Creating Kubernetes based UberCloud HPC Application Clusters using Containers
UberCloud provides all necessary automation for integrating cloud based self-service HPC application portals in enterprise environments. Due to the significant differences inside the IT landscape of large organizations we are continuously challenged providing the necessary flexibility within our own solution stack. Hence we are continuously evaluating newly adopted tools and technologies about the readiness to interact with UberCloud’s technology.
Recent adoption of Kubernetes not just for enterprise workloads but for all sorts of applications, be it on the edge, AI, or for HPC, has strong focus. We created hundreds of Kubernetes clusters on various cloud providers hosting HPC applications like Ansys, COMSOL, OpenFoam and many more. We can deploy fully configured HPC clusters which are dedicated to an engineer on Google’s GKE or Azure’s AKS within minutes. We also use Amazon’s EKS but the deployment time of an EKS cluster is at this point in time significantly slower than on the other platforms (around 3x times). While GKE is excellent and has been my favorite service (due to its deployment speed and its good APIs), AKS has begun in the last months to get really strong. Many features which are relevant for us (like using spot instances and placement groups) and its speed in terms of AKS cluster allocation time (now even almost one minute faster than GKE - 3:30 min. from 0 to a fully configured AKS cluster) have been implemented on Azure. Great!

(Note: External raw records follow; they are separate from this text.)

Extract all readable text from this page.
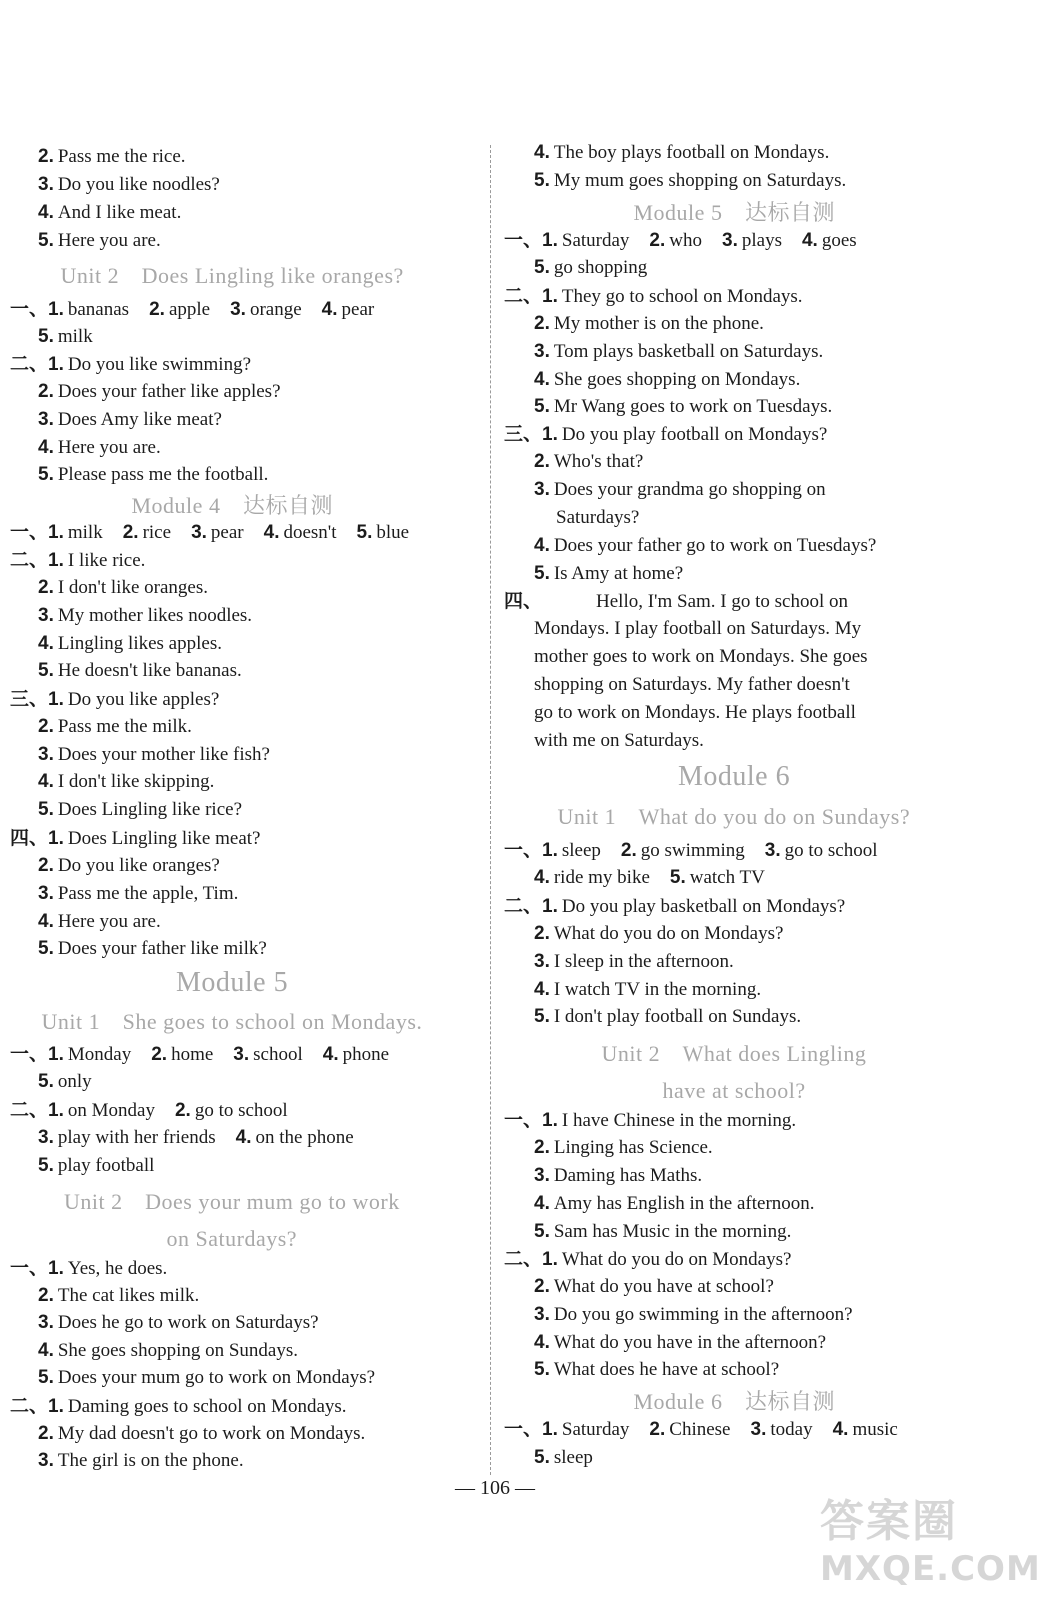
2. Pass me the rice.
3. Do you like noodles?
4. And I like meat.
5. Here you are.
Unit 2　Does Lingling like oranges?
一、1. bananas 2. apple 3. orange 4. pear
5. milk
二、1. Do you like swimming?
2. Does your father like apples?
3. Does Amy like meat?
4. Here you are.
5. Please pass me the football.
Module 4　达标自测
一、1. milk 2. rice 3. pear 4. doesn't 5. blue
二、1. I like rice.
2. I don't like oranges.
3. My mother likes noodles.
4. Lingling likes apples.
5. He doesn't like bananas.
三、1. Do you like apples?
2. Pass me the milk.
3. Does your mother like fish?
4. I don't like skipping.
5. Does Lingling like rice?
四、1. Does Lingling like meat?
2. Do you like oranges?
3. Pass me the apple, Tim.
4. Here you are.
5. Does your father like milk?
Module 5
Unit 1　She goes to school on Mondays.
一、1. Monday 2. home 3. school 4. phone
5. only
二、1. on Monday 2. go to school
3. play with her friends 4. on the phone
5. play football
Unit 2　Does your mum go to work
on Saturdays?
一、1. Yes, he does.
2. The cat likes milk.
3. Does he go to work on Saturdays?
4. She goes shopping on Sundays.
5. Does your mum go to work on Mondays?
二、1. Daming goes to school on Mondays.
2. My dad doesn't go to work on Mondays.
3. The girl is on the phone.
4. The boy plays football on Mondays.
5. My mum goes shopping on Saturdays.
Module 5　达标自测
一、1. Saturday 2. who 3. plays 4. goes
5. go shopping
二、1. They go to school on Mondays.
2. My mother is on the phone.
3. Tom plays basketball on Saturdays.
4. She goes shopping on Mondays.
5. Mr Wang goes to work on Tuesdays.
三、1. Do you play football on Mondays?
2. Who's that?
3. Does your grandma go shopping on
Saturdays?
4. Does your father go to work on Tuesdays?
5. Is Amy at home?
四、	Hello, I'm Sam. I go to school on
Mondays. I play football on Saturdays. My
mother goes to work on Mondays. She goes
shopping on Saturdays. My father doesn't
go to work on Mondays. He plays football
with me on Saturdays.
Module 6
Unit 1　What do you do on Sundays?
一、1. sleep 2. go swimming 3. go to school
4. ride my bike 5. watch TV
二、1. Do you play basketball on Mondays?
2. What do you do on Mondays?
3. I sleep in the afternoon.
4. I watch TV in the morning.
5. I don't play football on Sundays.
Unit 2　What does Lingling
have at school?
一、1. I have Chinese in the morning.
2. Linging has Science.
3. Daming has Maths.
4. Amy has English in the afternoon.
5. Sam has Music in the morning.
二、1. What do you do on Mondays?
2. What do you have at school?
3. Do you go swimming in the afternoon?
4. What do you have in the afternoon?
5. What does he have at school?
Module 6　达标自测
一、1. Saturday 2. Chinese 3. today 4. music
5. sleep
— 106 —
答案圈
MXQE.COM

When managing HPC applications in dedicated Kubernetes clusters one challenge remains: How to manage fleets of clusters distributed across multiple clouds? At UberCloud we are building simple tools which take HPC application start requests and turn it into a fully automated cluster creation and configuration job. One very popular way is to put this logic behind self-service portals where the user selects an application he/she wants to use. Another way is creating those HPC applications based on events in workflows, CI/CD and gitops pipelines. Use cases are automated application testing, running automated compute tasks, cloud bursting, infrastructure as code integrations, and more. To support those tasks we’ve developed a container which turns an application and infrastructure description into a managed Kubernetes cluster independent of where the job runs and on which cloud provider and regions the cluster is created.
Due to the flexibility of containers UberCloud’s cluster creation container can be used in almost all modern environments which support containers. We are using it as a Kubernetes job and as CI/CD tasks. When the job is finished, the engineer has access to a fully configured HPC desktop including a HPC cluster attached.

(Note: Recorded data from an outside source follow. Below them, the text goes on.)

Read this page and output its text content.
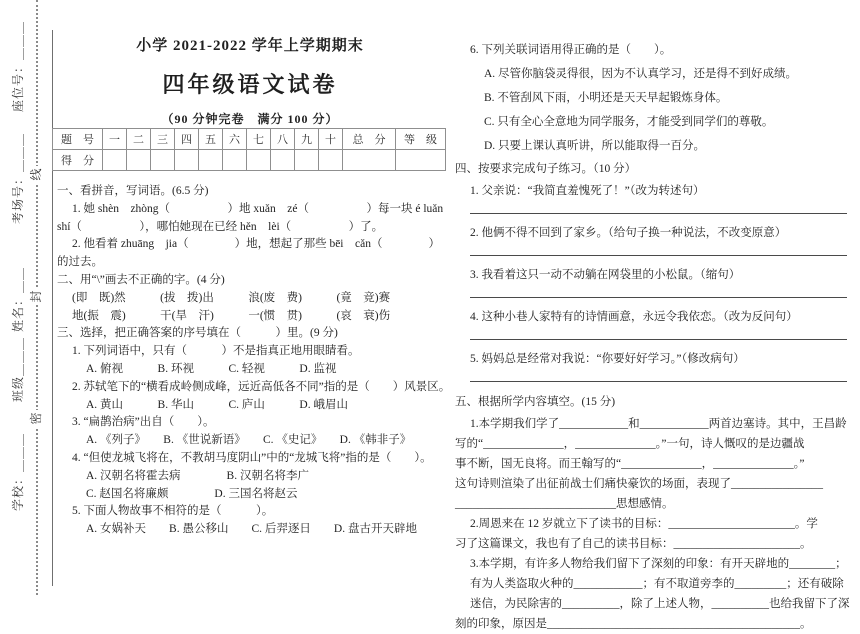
座位号：＿＿＿
考场号：＿＿＿
姓名：＿＿
班级＿＿＿
学校：＿＿＿
线
封
密
小学 2021-2022 学年上学期期末
四年级语文试卷
（90 分钟完卷　满分 100 分）
题　号	一	二	三	四	五	六	七	八	九	十	总　分	等　级
得　分												
一、看拼音，写词语。(6.5 分)
1. 她 shèn　zhòng（　　　　　）地 xuǎn　zé（　　　　　）每一块 é luǎn
shí（　　　　　），哪怕她现在已经 hěn　lèi（　　　　　）了。
2. 他看着 zhuāng　jia（　　　　）地，想起了那些 bēi　cǎn（　　　　）
的过去。
二、用“\”画去不正确的字。(4 分)
(即　既)然　　　(拔　拨)出　　　浪(废　费)　　　(竟　竞)赛
地(振　震)　　　干(旱　汗)　　　一(惯　贯)　　　(哀　衰)伤
三、选择，把正确答案的序号填在（　　　）里。(9 分)
1. 下列词语中，只有（　　　）不是指真正地用眼睛看。
A. 俯视　　　B. 环视　　　C. 轻视　　　D. 监视
2. 苏轼笔下的“横看成岭侧成峰，远近高低各不同”指的是（　　）风景区。
A. 黄山　　　B. 华山　　　C. 庐山　　　D. 峨眉山
3. “扁鹊治病”出自（　　）。
A. 《列子》　　B. 《世说新语》　　C. 《史记》　　D. 《韩非子》
4. “但使龙城飞将在，不教胡马度阴山”中的“龙城飞将”指的是（　　）。
A. 汉朝名将霍去病　　　　B. 汉朝名将李广
C. 赵国名将廉颇　　　　D. 三国名将赵云
5. 下面人物故事不相符的是（　　　）。
A. 女娲补天　　B. 愚公移山　　C. 后羿逐日　　D. 盘古开天辟地
6. 下列关联词语用得正确的是（　　）。
A. 尽管你脑袋灵得很，因为不认真学习，还是得不到好成绩。
B. 不管刮风下雨，小明还是天天早起锻炼身体。
C. 只有全心全意地为同学服务，才能受到同学们的尊敬。
D. 只要上课认真听讲，所以能取得一百分。
四、按要求完成句子练习。（10 分）
1. 父亲说：“我简直羞愧死了！”（改为转述句）
2. 他俩不得不回到了家乡。（给句子换一种说法，不改变原意）
3. 我看着这只一动不动躺在网袋里的小松鼠。（缩句）
4. 这种小巷人家特有的诗情画意，永远令我依恋。（改为反问句）
5. 妈妈总是经常对我说：“你要好好学习。”（修改病句）
五、根据所学内容填空。(15 分)
1.本学期我们学了____________和____________两首边塞诗。其中，王昌龄
写的“______________，______________。”一句，诗人慨叹的是边疆战
事不断，国无良将。而王翰写的“______________，______________。”
这句诗则渲染了出征前战士们痛快豪饮的场面，表现了________________
____________________________思想感情。
2.周恩来在 12 岁就立下了读书的目标：______________________。学
习了这篇课文，我也有了自己的读书目标：______________________。
3.本学期，有许多人物给我们留下了深刻的印象：有开天辟地的________；
有为人类盗取火种的____________；有不取道旁李的_________；还有破除
迷信，为民除害的__________，除了上述人物，__________也给我留下了深
刻的印象，原因是____________________________________________。
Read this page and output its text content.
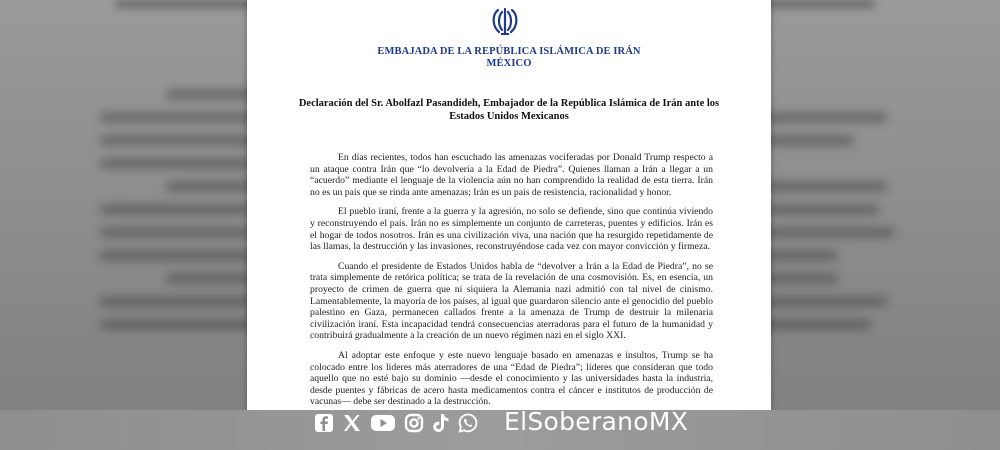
EMBAJADA DE LA REPÚBLICA ISLÁMICA DE IRÁN
MÉXICO
Declaración del Sr. Abolfazl Pasandideh, Embajador de la República Islámica de Irán ante los Estados Unidos Mexicanos

En días recientes, todos han escuchado las amenazas vociferadas por Donald Trump respecto a un ataque contra Irán que “lo devolvería a la Edad de Piedra”. Quienes llaman a Irán a llegar a un “acuerdo” mediante el lenguaje de la violencia aún no han comprendido la realidad de esta tierra. Irán no es un país que se rinda ante amenazas; Irán es un país de resistencia, racionalidad y honor.

El pueblo iraní, frente a la guerra y la agresión, no solo se defiende, sino que continúa viviendo y reconstruyendo el país. Irán no es simplemente un conjunto de carreteras, puentes y edificios. Irán es el hogar de todos nosotros. Irán es una civilización viva, una nación que ha resurgido repetidamente de las llamas, la destrucción y las invasiones, reconstruyéndose cada vez con mayor convicción y firmeza.

Cuando el presidente de Estados Unidos habla de “devolver a Irán a la Edad de Piedra”, no se trata simplemente de retórica política; se trata de la revelación de una cosmovisión. Es, en esencia, un proyecto de crimen de guerra que ni siquiera la Alemania nazi admitió con tal nivel de cinismo. Lamentablemente, la mayoría de los países, al igual que guardaron silencio ante el genocidio del pueblo palestino en Gaza, permanecen callados frente a la amenaza de Trump de destruir la milenaria civilización iraní. Esta incapacidad tendrá consecuencias aterradoras para el futuro de la humanidad y contribuirá gradualmente a la creación de un nuevo régimen nazi en el siglo XXI.

Al adoptar este enfoque y este nuevo lenguaje basado en amenazas e insultos, Trump se ha colocado entre los líderes más aterradores de una “Edad de Piedra”; líderes que consideran que todo aquello que no esté bajo su dominio —desde el conocimiento y las universidades hasta la industria, desde puentes y fábricas de acero hasta medicamentos contra el cáncer e institutos de producción de vacunas— debe ser destinado a la destrucción.

ElSoberanoMX
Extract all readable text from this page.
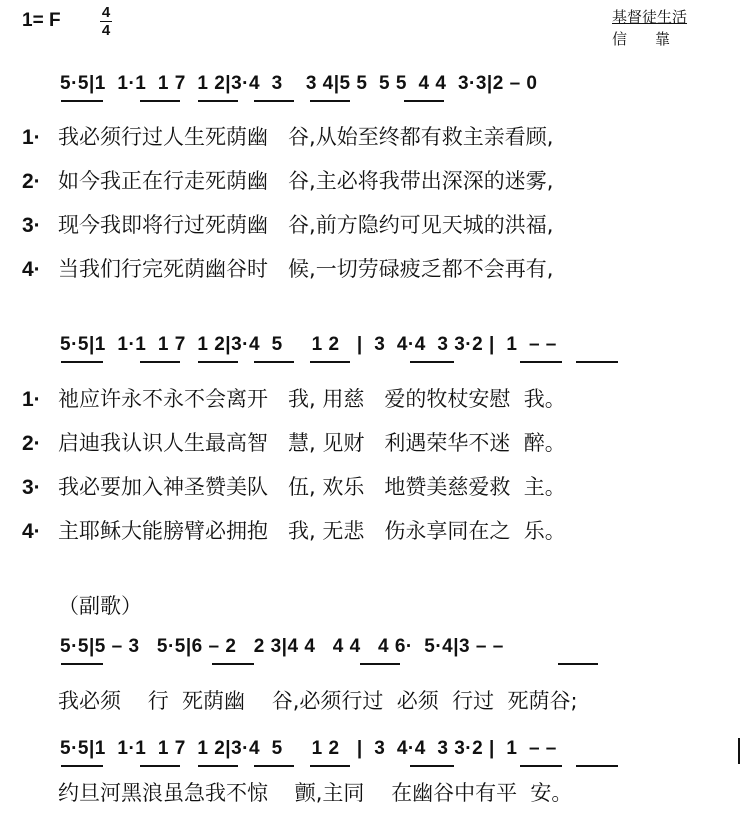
1= F	4
4
基督徒生活
信靠
5·5|1  1·1  1 7  1 2|3·4  3    3 4|5 5  5 5  4 4  3·3|2 – 0
1· 我必须行过人生死荫幽   谷,从始至终都有救主亲看顾,
2· 如今我正在行走死荫幽   谷,主必将我带出深深的迷雾,
3· 现今我即将行过死荫幽   谷,前方隐约可见天城的洪福,
4· 当我们行完死荫幽谷时   候,一切劳碌疲乏都不会再有,
5·5|1  1·1  1 7  1 2|3·4  5     1 2   |  3  4·4  3 3·2 |  1  – –
1· 祂应许永不永不会离开   我, 用慈   爱的牧杖安慰  我。
2· 启迪我认识人生最高智   慧, 见财   利遇荣华不迷  醉。
3· 我必要加入神圣赞美队   伍, 欢乐   地赞美慈爱救  主。
4· 主耶稣大能膀臂必拥抱   我, 无悲   伤永享同在之  乐。
（副歌）
5·5|5 – 3   5·5|6 – 2   2 3|4 4   4 4   4 6·  5·4|3 – –
我必须    行  死荫幽    谷,必须行过  必须  行过  死荫谷;
5·5|1  1·1  1 7  1 2|3·4  5     1 2   |  3  4·4  3 3·2 |  1  – –
约旦河黑浪虽急我不惊    颤,主同    在幽谷中有平  安。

Another integration we just tested is Argo. Argo is a popular workflow engine targeted and working on top of Kubernetes. We have a test installation running on GKE. As the UberCloud HPC cluster creation is fully wrapped inside a container running a single binary the configuration required to integrate it in an Argo workflow is very minimal. It just requires a simple cluster workflow definition with a single task.
After the workflow (task) is finished, the engineer gets automatic access to the freshly created remote visualization application running on a newly allocated AKS cluster spanning two node pools having GUI based remote Linux desktop access setup.
Destruction of UberCloud’s HPC application clusters running on Kubernetes can be integrated in Argo very similar. All that is required is instructing UberCloud’s uc tool (internal command line tool for managing Kubernetes based deployments) based container with the right parameters given as environment variables in a dedicated workflow.
The overall AKS cluster creation, configuration, and deployment of our services and HPC application containers just took a couple of minutes. Similar to cluster destruction. More complex workflows can add tasks in between those calls which send computational tasks to the clusters when computation should be automated and the cluster is not used interactively by an engineer. This solution is targeted for IT organizations which are challenged by the task of rolling out HPC applications for their engineers but are required to work with modern cloud based technologies.